The US market pared the overnight weakness after a sea of red in Asia and Europe and ended the session solidly in the green after supportive data. The US employment cost index moderated to 1.0% growth in Q4, a little below the forecast of 1.1%. It compares to the 1.2% pace in Q3, the 1.3% in Q2, and the all-time high of 1.4% in Q1. It is the slowest pace since Q4 2021. But the index has had a 1% handle since Q3 2021, the longest string on record going back to 1996. On a 12-month basis, ECI is edged up to a 5.1% y/y clip from 5.0 y/y previously. Risk cheered the data ahead of the FOMC tomorrow, with Nasdaq and S&P 500 adding 1.5% and 1.7%, respectively. Despite the rally, post-market close, SNAP was the later tech company to report poor earnings. The company is forecasting its first ever quarterly revenue decline, citing a flurry of changes to Snapchat’s advertising products that may be disruptive to the social media app’s business.

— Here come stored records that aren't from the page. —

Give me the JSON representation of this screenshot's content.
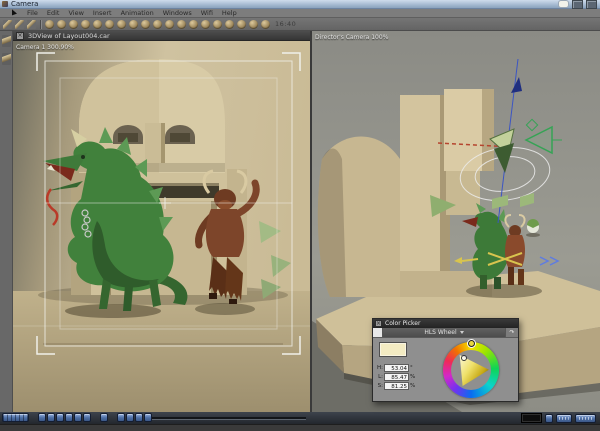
{
  "window": {
    "title": "Camera"
  },
  "menubar": {
    "items": [
      {
        "label": "File",
        "name": "menu-file"
      },
      {
        "label": "Edit",
        "name": "menu-edit"
      },
      {
        "label": "View",
        "name": "menu-view"
      },
      {
        "label": "Insert",
        "name": "menu-insert"
      },
      {
        "label": "Animation",
        "name": "menu-animation"
      },
      {
        "label": "Windows",
        "name": "menu-windows"
      },
      {
        "label": "Wifi",
        "name": "menu-wifi"
      },
      {
        "label": "Help",
        "name": "menu-help"
      }
    ]
  },
  "toolbar": {
    "clock": "16:40",
    "left_icons": [
      {
        "name": "pen-tool-icon"
      },
      {
        "name": "knife-tool-icon"
      },
      {
        "name": "brush-tool-icon"
      }
    ],
    "icons": [
      {
        "name": "toolbar-icon-1"
      },
      {
        "name": "toolbar-icon-2"
      },
      {
        "name": "toolbar-icon-3"
      },
      {
        "name": "toolbar-icon-4"
      },
      {
        "name": "toolbar-icon-5"
      },
      {
        "name": "toolbar-icon-6"
      },
      {
        "name": "toolbar-icon-7"
      },
      {
        "name": "toolbar-icon-8"
      },
      {
        "name": "toolbar-icon-9"
      },
      {
        "name": "toolbar-icon-10"
      },
      {
        "name": "toolbar-icon-11"
      },
      {
        "name": "toolbar-icon-12"
      },
      {
        "name": "toolbar-icon-13"
      },
      {
        "name": "toolbar-icon-14"
      },
      {
        "name": "toolbar-icon-15"
      },
      {
        "name": "toolbar-icon-16"
      },
      {
        "name": "toolbar-icon-17"
      },
      {
        "name": "toolbar-icon-18"
      },
      {
        "name": "toolbar-icon-19"
      }
    ]
  },
  "left_strip": {
    "icons": [
      {
        "name": "side-tool-icon-1"
      },
      {
        "name": "side-tool-icon-2"
      }
    ]
  },
  "left_view": {
    "title": "3DView of Layout004.car",
    "camera_label": "Camera 1 300.90%"
  },
  "right_view": {
    "camera_label": "Director's Camera 100%"
  },
  "color_picker": {
    "title": "Color Picker",
    "mode_label": "HLS Wheel",
    "swatch_color": "#f3ebc2",
    "fields": [
      {
        "label": "H:",
        "value": "53.04",
        "unit": "°"
      },
      {
        "label": "L:",
        "value": "85.47",
        "unit": "%"
      },
      {
        "label": "S:",
        "value": "81.25",
        "unit": "%"
      }
    ]
  },
  "transport": {
    "main": [
      {
        "name": "rewind-button"
      },
      {
        "name": "step-back-button"
      },
      {
        "name": "stop-button"
      },
      {
        "name": "play-button"
      },
      {
        "name": "step-forward-button"
      },
      {
        "name": "fast-forward-button"
      }
    ],
    "extra": [
      {
        "name": "loop-button"
      }
    ],
    "nav": [
      {
        "name": "first-frame-button"
      },
      {
        "name": "prev-key-button"
      },
      {
        "name": "next-key-button"
      },
      {
        "name": "last-frame-button"
      }
    ]
  },
  "colors": {
    "titlebar_blue": "#9db3cc",
    "button_blue": "#4c6da3",
    "scene_tan": "#cfc2a0",
    "dragon_green": "#41813c",
    "creature_brown": "#7d452a"
  }
}
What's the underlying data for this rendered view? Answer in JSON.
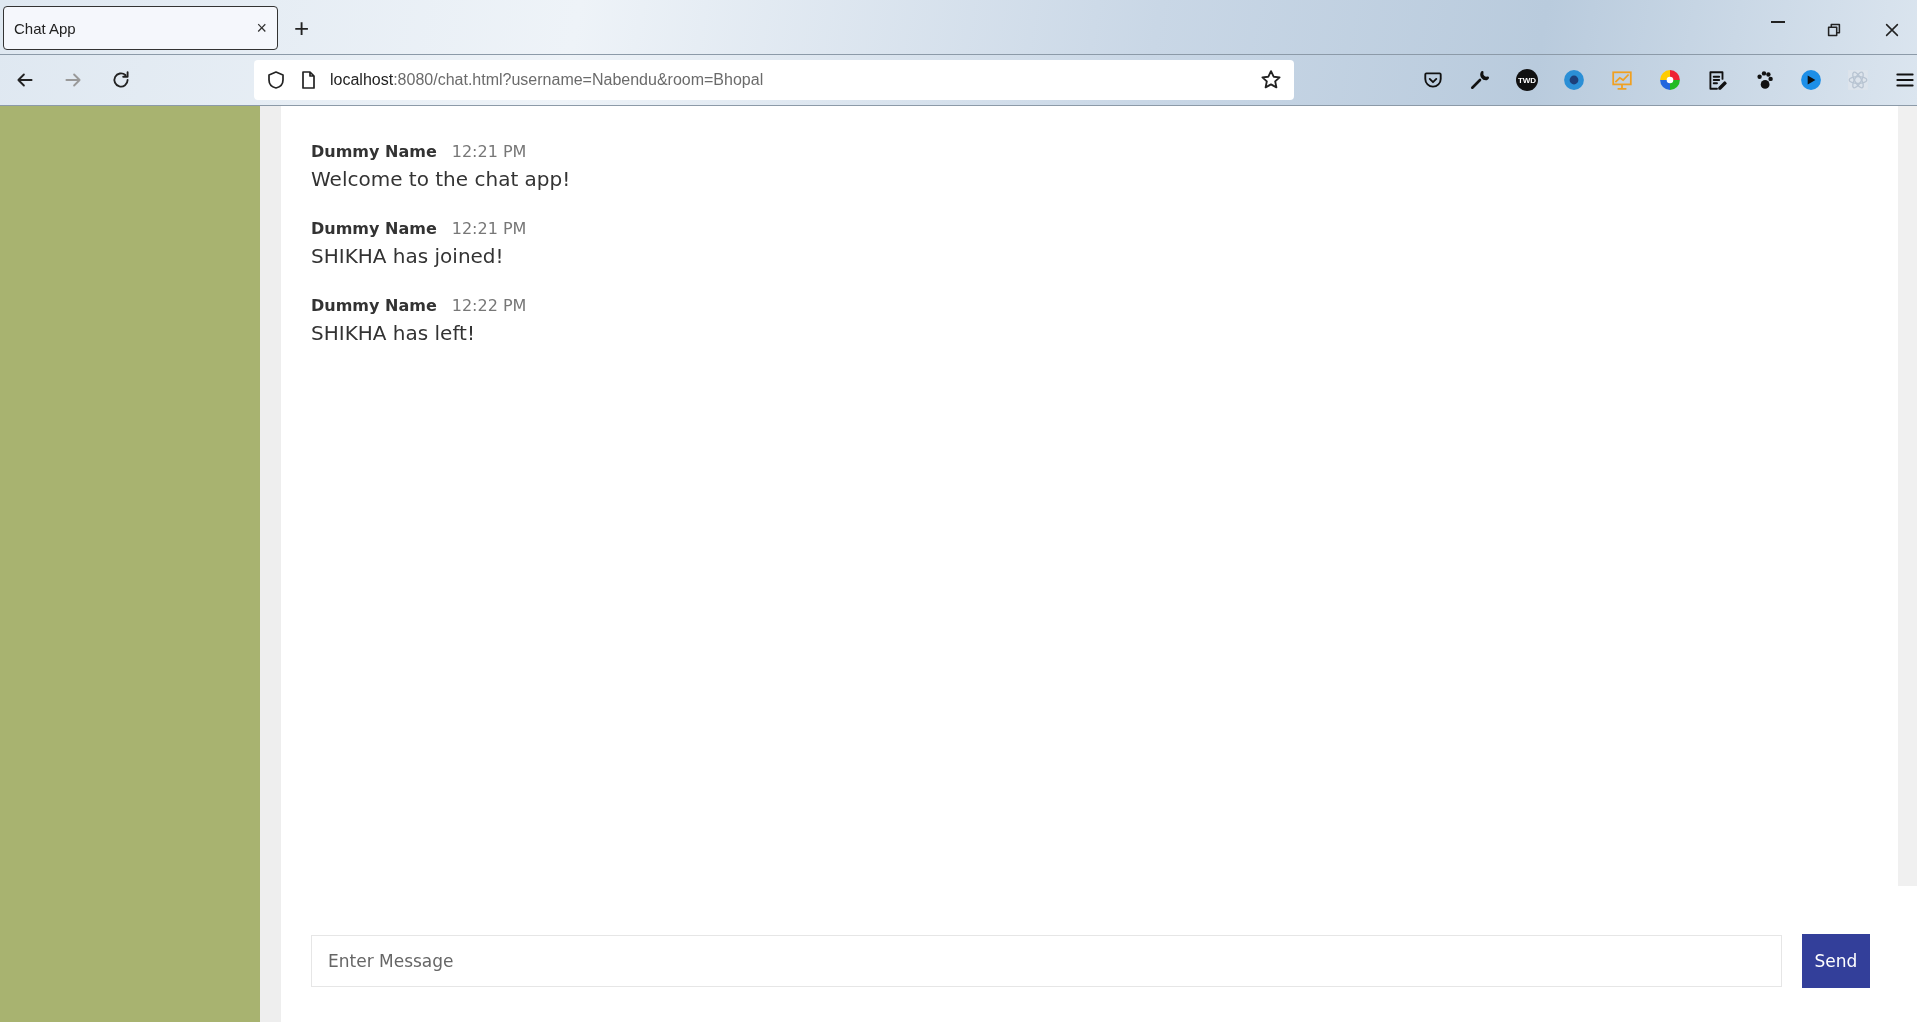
{
  "browser": {
    "tab": {
      "title": "Chat App",
      "close": "×",
      "selected": true
    },
    "new_tab": "+",
    "nav": [
      {
        "kind": "back",
        "disabled": false
      },
      {
        "kind": "forward",
        "disabled": true
      },
      {
        "kind": "reload",
        "disabled": false
      }
    ],
    "url": {
      "host": "localhost",
      "rest": ":8080/chat.html?username=Nabendu&room=Bhopal"
    },
    "extensions": [
      {
        "kind": "pocket"
      },
      {
        "kind": "wrench"
      },
      {
        "kind": "badge",
        "text": "TWD"
      },
      {
        "kind": "globe"
      },
      {
        "kind": "chart"
      },
      {
        "kind": "colorwheel"
      },
      {
        "kind": "notes"
      },
      {
        "kind": "paw"
      },
      {
        "kind": "play"
      },
      {
        "kind": "atom"
      },
      {
        "kind": "menu"
      }
    ]
  },
  "messages": [
    {
      "author": "Dummy Name",
      "time": "12:21 PM",
      "text": "Welcome to the chat app!"
    },
    {
      "author": "Dummy Name",
      "time": "12:21 PM",
      "text": "SHIKHA has joined!"
    },
    {
      "author": "Dummy Name",
      "time": "12:22 PM",
      "text": "SHIKHA has left!"
    }
  ],
  "composer": {
    "placeholder": "Enter Message",
    "button": "Send"
  }
}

Revenue is projected to drop 2% to 10% in the first quarter from a year earlier, the company said in a statement. That’s below the average analyst estimate for growth of 1.48%.
The rally was broad-based as CDX IG, and HY rallied by 2.4bps and 13bps, respectively. The Treasury curve steepened as yields on the 2y and 10y declined by 3bps, while the 30y finished 2bps lower. Ahead of the much-awaited FOMC meeting, the market is pricing the Fed to raise rates by 25bps tomorrow but expecting only one more hike of 25bps after this as the terminal rate is priced at 4.91%.

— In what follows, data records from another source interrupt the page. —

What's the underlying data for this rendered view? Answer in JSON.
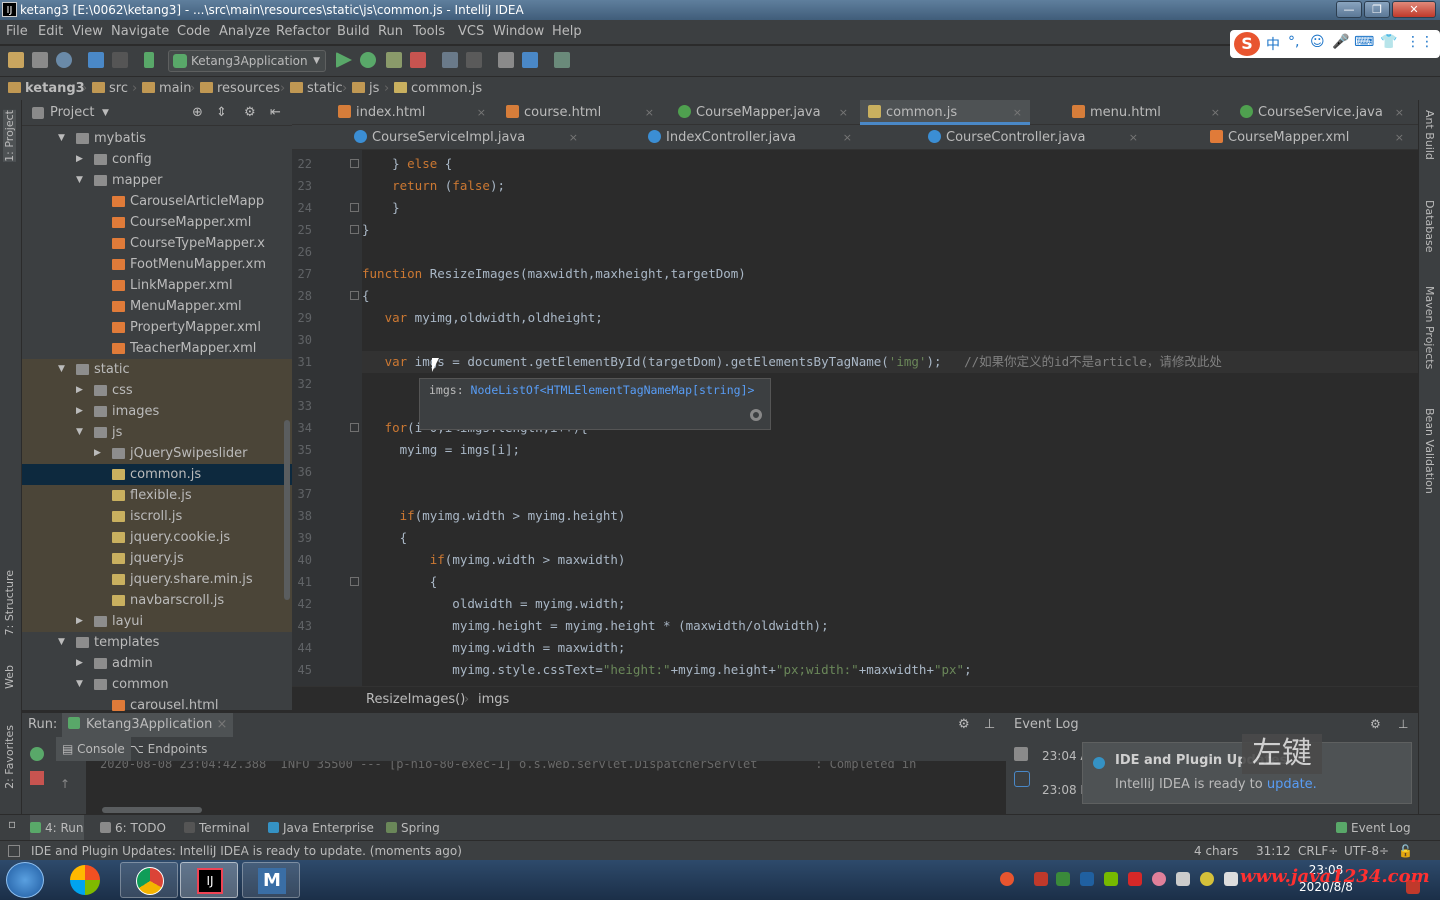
{
  "window": {
    "title": "ketang3 [E:\\0062\\ketang3] - ...\\src\\main\\resources\\static\\js\\common.js - IntelliJ IDEA",
    "app_icon": "IJ",
    "minimize": "—",
    "maximize": "❐",
    "close": "✕"
  },
  "menu": [
    "File",
    "Edit",
    "View",
    "Navigate",
    "Code",
    "Analyze",
    "Refactor",
    "Build",
    "Run",
    "Tools",
    "VCS",
    "Window",
    "Help"
  ],
  "ime_bar": {
    "logo": "S",
    "items": [
      "中",
      "°,",
      "☺",
      "🎤",
      "⌨",
      "👕",
      "⋮⋮"
    ]
  },
  "toolbar": {
    "run_config": "Ketang3Application"
  },
  "breadcrumb": [
    "ketang3",
    "src",
    "main",
    "resources",
    "static",
    "js",
    "common.js"
  ],
  "left_strip": {
    "project_tab": "1: Project",
    "structure_tab": "7: Structure",
    "web_tab": "Web",
    "favorites_tab": "2: Favorites"
  },
  "right_strip": {
    "ant": "Ant Build",
    "database": "Database",
    "maven": "Maven Projects",
    "bean": "Bean Validation"
  },
  "project_panel": {
    "title": "Project",
    "rows": [
      {
        "label": "mybatis",
        "type": "folder",
        "depth": 1,
        "arrow": "▼"
      },
      {
        "label": "config",
        "type": "folder",
        "depth": 2,
        "arrow": "▶"
      },
      {
        "label": "mapper",
        "type": "folder",
        "depth": 2,
        "arrow": "▼"
      },
      {
        "label": "CarouselArticleMapp",
        "type": "xml",
        "depth": 3,
        "arrow": ""
      },
      {
        "label": "CourseMapper.xml",
        "type": "xml",
        "depth": 3,
        "arrow": ""
      },
      {
        "label": "CourseTypeMapper.x",
        "type": "xml",
        "depth": 3,
        "arrow": ""
      },
      {
        "label": "FootMenuMapper.xm",
        "type": "xml",
        "depth": 3,
        "arrow": ""
      },
      {
        "label": "LinkMapper.xml",
        "type": "xml",
        "depth": 3,
        "arrow": ""
      },
      {
        "label": "MenuMapper.xml",
        "type": "xml",
        "depth": 3,
        "arrow": ""
      },
      {
        "label": "PropertyMapper.xml",
        "type": "xml",
        "depth": 3,
        "arrow": ""
      },
      {
        "label": "TeacherMapper.xml",
        "type": "xml",
        "depth": 3,
        "arrow": ""
      },
      {
        "label": "static",
        "type": "folder",
        "depth": 1,
        "arrow": "▼"
      },
      {
        "label": "css",
        "type": "folder",
        "depth": 2,
        "arrow": "▶"
      },
      {
        "label": "images",
        "type": "folder",
        "depth": 2,
        "arrow": "▶"
      },
      {
        "label": "js",
        "type": "folder",
        "depth": 2,
        "arrow": "▼"
      },
      {
        "label": "jQuerySwipeslider",
        "type": "folder",
        "depth": 3,
        "arrow": "▶"
      },
      {
        "label": "common.js",
        "type": "js",
        "depth": 3,
        "arrow": "",
        "selected": true
      },
      {
        "label": "flexible.js",
        "type": "js",
        "depth": 3,
        "arrow": ""
      },
      {
        "label": "iscroll.js",
        "type": "js",
        "depth": 3,
        "arrow": ""
      },
      {
        "label": "jquery.cookie.js",
        "type": "js",
        "depth": 3,
        "arrow": ""
      },
      {
        "label": "jquery.js",
        "type": "js",
        "depth": 3,
        "arrow": ""
      },
      {
        "label": "jquery.share.min.js",
        "type": "js",
        "depth": 3,
        "arrow": ""
      },
      {
        "label": "navbarscroll.js",
        "type": "js",
        "depth": 3,
        "arrow": ""
      },
      {
        "label": "layui",
        "type": "folder",
        "depth": 2,
        "arrow": "▶"
      },
      {
        "label": "templates",
        "type": "folder",
        "depth": 1,
        "arrow": "▼"
      },
      {
        "label": "admin",
        "type": "folder",
        "depth": 2,
        "arrow": "▶"
      },
      {
        "label": "common",
        "type": "folder",
        "depth": 2,
        "arrow": "▼"
      },
      {
        "label": "carousel.html",
        "type": "html",
        "depth": 3,
        "arrow": ""
      }
    ]
  },
  "editor_tabs_row1": [
    {
      "label": "index.html",
      "kind": "html"
    },
    {
      "label": "course.html",
      "kind": "html"
    },
    {
      "label": "CourseMapper.java",
      "kind": "java"
    },
    {
      "label": "common.js",
      "kind": "js",
      "active": true
    },
    {
      "label": "menu.html",
      "kind": "html"
    },
    {
      "label": "CourseService.java",
      "kind": "java"
    }
  ],
  "editor_tabs_row2": [
    {
      "label": "CourseServiceImpl.java",
      "kind": "c"
    },
    {
      "label": "IndexController.java",
      "kind": "c"
    },
    {
      "label": "CourseController.java",
      "kind": "c"
    },
    {
      "label": "CourseMapper.xml",
      "kind": "xml"
    }
  ],
  "editor": {
    "line_numbers": [
      "22",
      "23",
      "24",
      "25",
      "26",
      "27",
      "28",
      "29",
      "30",
      "31",
      "32",
      "33",
      "34",
      "35",
      "36",
      "37",
      "38",
      "39",
      "40",
      "41",
      "42",
      "43",
      "44",
      "45"
    ],
    "lines": [
      [
        {
          "t": "    } ",
          "c": ""
        },
        {
          "t": "else",
          "c": "kw"
        },
        {
          "t": " {",
          "c": ""
        }
      ],
      [
        {
          "t": "    ",
          "c": ""
        },
        {
          "t": "return",
          "c": "kw"
        },
        {
          "t": " (",
          "c": ""
        },
        {
          "t": "false",
          "c": "kw"
        },
        {
          "t": ");",
          "c": ""
        }
      ],
      [
        {
          "t": "    }",
          "c": ""
        }
      ],
      [
        {
          "t": "}",
          "c": ""
        }
      ],
      [],
      [
        {
          "t": "function",
          "c": "kw"
        },
        {
          "t": " ResizeImages(maxwidth,maxheight,targetDom)",
          "c": ""
        }
      ],
      [
        {
          "t": "{",
          "c": ""
        }
      ],
      [
        {
          "t": "   ",
          "c": ""
        },
        {
          "t": "var",
          "c": "kw"
        },
        {
          "t": " myimg,oldwidth,oldheight;",
          "c": ""
        }
      ],
      [],
      [
        {
          "t": "   ",
          "c": ""
        },
        {
          "t": "var",
          "c": "kw"
        },
        {
          "t": " imgs = document.getElementById(targetDom).getElementsByTagName(",
          "c": ""
        },
        {
          "t": "'img'",
          "c": "str"
        },
        {
          "t": ");   ",
          "c": ""
        },
        {
          "t": "//如果你定义的id不是article，请修改此处",
          "c": "cm"
        }
      ],
      [],
      [],
      [
        {
          "t": "   ",
          "c": ""
        },
        {
          "t": "for",
          "c": "kw"
        },
        {
          "t": "(i=0;i<imgs.length;i++){",
          "c": ""
        }
      ],
      [
        {
          "t": "     myimg = imgs[i];",
          "c": ""
        }
      ],
      [],
      [],
      [
        {
          "t": "     ",
          "c": ""
        },
        {
          "t": "if",
          "c": "kw"
        },
        {
          "t": "(myimg.width > myimg.height)",
          "c": ""
        }
      ],
      [
        {
          "t": "     {",
          "c": ""
        }
      ],
      [
        {
          "t": "         ",
          "c": ""
        },
        {
          "t": "if",
          "c": "kw"
        },
        {
          "t": "(myimg.width > maxwidth)",
          "c": ""
        }
      ],
      [
        {
          "t": "         {",
          "c": ""
        }
      ],
      [
        {
          "t": "            oldwidth = myimg.width;",
          "c": ""
        }
      ],
      [
        {
          "t": "            myimg.height = myimg.height * (maxwidth/oldwidth);",
          "c": ""
        }
      ],
      [
        {
          "t": "            myimg.width = maxwidth;",
          "c": ""
        }
      ],
      [
        {
          "t": "            myimg.style.cssText=",
          "c": ""
        },
        {
          "t": "\"height:\"",
          "c": "str"
        },
        {
          "t": "+myimg.height+",
          "c": ""
        },
        {
          "t": "\"px;width:\"",
          "c": "str"
        },
        {
          "t": "+maxwidth+",
          "c": ""
        },
        {
          "t": "\"px\"",
          "c": "str"
        },
        {
          "t": ";",
          "c": ""
        }
      ]
    ],
    "tooltip_name": "imgs: ",
    "tooltip_type": "NodeListOf<HTMLElementTagNameMap[string]>",
    "crumb": [
      "ResizeImages()",
      "imgs"
    ]
  },
  "run_panel": {
    "label": "Run:",
    "config": "Ketang3Application",
    "tabs": [
      "Console",
      "Endpoints"
    ],
    "console_line": "2020-08-08 23:04:42.388  INFO 35500 --- [p-nio-80-exec-1] o.s.web.servlet.DispatcherServlet        : Completed in"
  },
  "event_log": {
    "title": "Event Log",
    "times": [
      "23:04 A",
      "23:08 I"
    ],
    "notif_title": "IDE and Plugin Updates",
    "notif_body": "IntelliJ IDEA is ready to ",
    "notif_link": "update.",
    "overlay": "左键"
  },
  "bottom_tabs": [
    {
      "label": "4: Run",
      "color": "#59a869"
    },
    {
      "label": "6: TODO",
      "color": "#8a8a8a"
    },
    {
      "label": "Terminal",
      "color": "#555"
    },
    {
      "label": "Java Enterprise",
      "color": "#3592c4"
    },
    {
      "label": "Spring",
      "color": "#6a8759"
    }
  ],
  "bottom_right_tab": "Event Log",
  "status": {
    "message": "IDE and Plugin Updates: IntelliJ IDEA is ready to update. (moments ago)",
    "chars": "4 chars",
    "position": "31:12",
    "line_sep": "CRLF÷",
    "encoding": "UTF-8÷"
  },
  "taskbar": {
    "clock_time": "23:08",
    "clock_date": "2020/8/8",
    "watermark": "www.java1234.com"
  }
}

In other data, the US S&P CoreLogic home price index declined -0.8% to 301.5 for the November 20-City measure after slipping -0.8% to 303.9 in October. This is the lowest level since February. The annual rate decelerated to 6.8% y/y from 8.6% y/y and has slowed from the record 21.3% y/y rate in April. As a result, XHB (S&P Homebuilders ETF) finished with a 3.6% gain.
The US consumer confidence index fell -1.9 ticks to 107.1 in January after jumping 7.6 points to 109.0 (was 108.3) in December. The present situation index improved to 150.9, the best since April, from 147.4 (was 147.2). The expectations component slumped to 77.8 from 83.4 (was 82.4). The job strength diffusion index rose to 36.9 from 34.5 (was 35.8). The 1-year average inflation gauge accelerated to a 6.8% clip from 6.6% (was 6.7%), but remains down from the record peak of 7.9% in June.